Committee and community collaborate on structural ideas

By Marissa Novel

“Free Wifi” signs are already hanging in the windows of some businesses, but in the next few years one might be able to access it while walking down the strip instead of sipping coffee at Starbucks.

Wireless Internet, a hotel, and improved housing for faculty and students in the downtown area were among the many ideas professionals, committee members, and Carbondale residents discussed at the fourth Downtown Advisory Meetings Tuesday evening.

D. Gorton, a DAC member, said he recommends making the city a “Gigabit City,” or a community with access to ultra-high-speed, fiber based wireless Internet.


“A gigabit is a billion bits of information, it’s a torrent of data,” he said.

Steve Mitchell, an alumnus and Internet technology representative from Man-Tra-Con-Corp and Connect SI, said many communities have acquired grants to fund these types of projects, and Carbondale can do the same.

“Carbondale is very unique in the fact that it has a lot of fiber access, especially commercial class highly available power reliable fiber based connectivity,” he said.

James Mayer, an alumnus and CEO of Mayer Networks, said his company will assist in building a Gigabit City free of charge, in order to help kick start the revitalization process.

“We’ve basically offered up our abilities,” he said. “We can actually come in, design, lay out, give suggestions on how the wireless network should be built, why it should be built in certain ways, even going all the way down to choosing the specific hardware and configurations,” he said.

New housing and renovations of the old, was also discussed at the meeting.

Rex Buddle, the President and CEO of Southern Illinois Healthcare, said specialized cardiovascular, cancer and stroke care services among others at Memorial Hospital in Carbondale are all growing in size, therefore attracting more patients who will need temporary housing in the future.


“I see there being a lot of opportunity as we grow and we embrace this level of complexity with the services we provide and a great need for more people to interact with the community, not just going in and going out,” he said.

City Manager Kevin Baity said the design for a downtown hotel was in the 1990 downtown plan, but was never completed because its developer abandoned the project.

He said the city funded a hotel feasibility study that found there is a need for a 70 to 80 room hotel downtown, and the addition would help students studying hospitality receive hands-on experience.

Stacey Sloboda, a Carbondale resident, said the city needs temporary faculty housing. She said the condition of the existing housing in the downtown area is being ignored.

“It’s a place that houses huge numbers of students and I feel like it’s been abandoned by the university,” Sloboda said. “The university doesn’t want to pay attention to how students are behaving there and how students are being treated there.”

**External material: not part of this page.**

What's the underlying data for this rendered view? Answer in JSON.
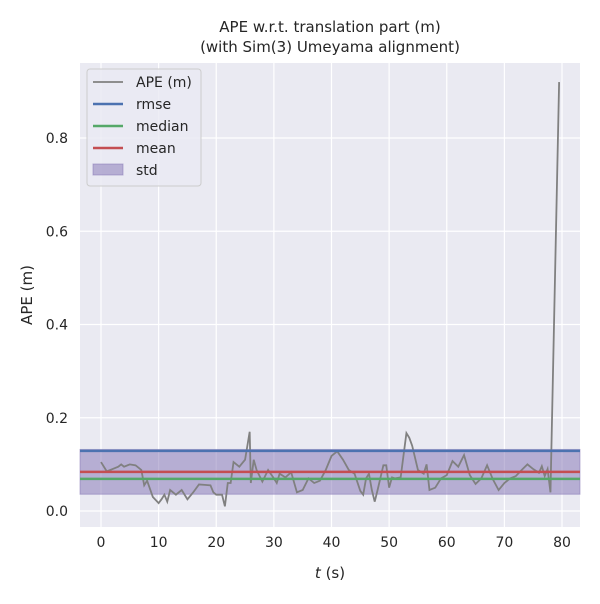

Many other community members voiced their opinions about increasing and enforcing upkeep regulations on landlords and green pathways connecting businesses and neighborhoods.

President Randy Dunn said one major theme in energizing the downtown is to bring university presence into the city.

“Whatever happens needs to pull the university down into the city. We need to climb right down that hill and integrate with the downtown area,” he said.

Delio Calzolari, associate director for the Paul Simon Institute, said an alumni survey was created to gather opinions on the state of the downtown area in the past. He said the projected date for the release of the results is Nov. 1.

Jack Langowski, the chair of the DAC, said the results will be discussed at the meeting on Nov. 12.

The next meeting, concerning signage and streetscapes, will be at 6:30p.m. Oct. 15 at the Eurma Hayes Center at 441 east Willow St.